I can sit down at my computer and pull up video footage of almost anything. Want to see about 100 different videos of people farting? Ta dah! Many billions of dollars of infrastructure have been built so that I can have hot and cold running fart videos on demand. It's a rich media world we live in.
But what about the biggest trial of the year? What techology is utilized to transmit these vital images to the justice-seeking citizens of the United States? Is it high-resolution images, transmitted across optical networks? Or maybe a cutting-edge compressed video stream, based on sophisticated imaging algorithms?
No, it's some dude and his colored pencils. Granted, it looks like a pretty sweet set of pencils, but still. We could replace this courtroom artiste with a $25 digital camera and get better pictures.
I'm sure there's some arcane law that prevents cameras from going into the courtroom, but it just looks like the photographer lost his lens and sheepishly turned in a drawing instead. "Sorry, boss, couldn't find my camera. I drew a purty picture though."

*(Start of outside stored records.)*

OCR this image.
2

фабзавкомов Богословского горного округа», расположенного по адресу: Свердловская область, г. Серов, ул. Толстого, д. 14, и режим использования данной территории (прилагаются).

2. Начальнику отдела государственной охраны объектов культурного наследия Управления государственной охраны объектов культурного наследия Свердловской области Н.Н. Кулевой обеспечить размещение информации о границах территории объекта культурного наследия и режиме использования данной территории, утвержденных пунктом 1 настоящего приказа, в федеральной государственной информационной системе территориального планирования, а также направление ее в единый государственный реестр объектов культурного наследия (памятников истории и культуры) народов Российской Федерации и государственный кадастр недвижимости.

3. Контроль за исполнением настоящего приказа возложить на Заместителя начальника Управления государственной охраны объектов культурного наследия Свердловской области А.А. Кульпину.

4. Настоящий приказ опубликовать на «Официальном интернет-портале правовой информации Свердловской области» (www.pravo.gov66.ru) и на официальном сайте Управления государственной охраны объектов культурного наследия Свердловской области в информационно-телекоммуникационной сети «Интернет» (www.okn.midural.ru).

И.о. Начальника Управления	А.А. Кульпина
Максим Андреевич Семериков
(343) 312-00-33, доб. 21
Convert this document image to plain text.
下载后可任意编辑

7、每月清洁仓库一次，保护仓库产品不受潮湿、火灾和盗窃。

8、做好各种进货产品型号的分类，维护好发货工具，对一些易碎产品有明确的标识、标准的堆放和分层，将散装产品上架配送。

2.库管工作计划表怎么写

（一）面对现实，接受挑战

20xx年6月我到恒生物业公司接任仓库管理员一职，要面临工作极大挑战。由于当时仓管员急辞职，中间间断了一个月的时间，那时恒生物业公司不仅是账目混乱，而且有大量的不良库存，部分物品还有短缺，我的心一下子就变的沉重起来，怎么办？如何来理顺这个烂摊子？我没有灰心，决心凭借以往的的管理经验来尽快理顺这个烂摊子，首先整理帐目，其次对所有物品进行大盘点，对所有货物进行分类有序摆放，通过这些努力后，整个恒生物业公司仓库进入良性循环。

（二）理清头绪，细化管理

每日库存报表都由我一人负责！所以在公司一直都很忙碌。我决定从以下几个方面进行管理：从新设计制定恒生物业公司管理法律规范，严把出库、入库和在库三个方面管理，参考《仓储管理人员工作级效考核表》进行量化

This reminds me of an English class I had in high school. Our teacher put a very strong emphasis on creativity and encouraged us to push the boundaries on our essays. A friend and I often just skipped the essay part entirely and turned in some other form of expression. These included:
- An interpretive dance
- A music video
- A sock puppet lip-synched musical
I've wandered off topic, but that's why courtroom artists amuse me.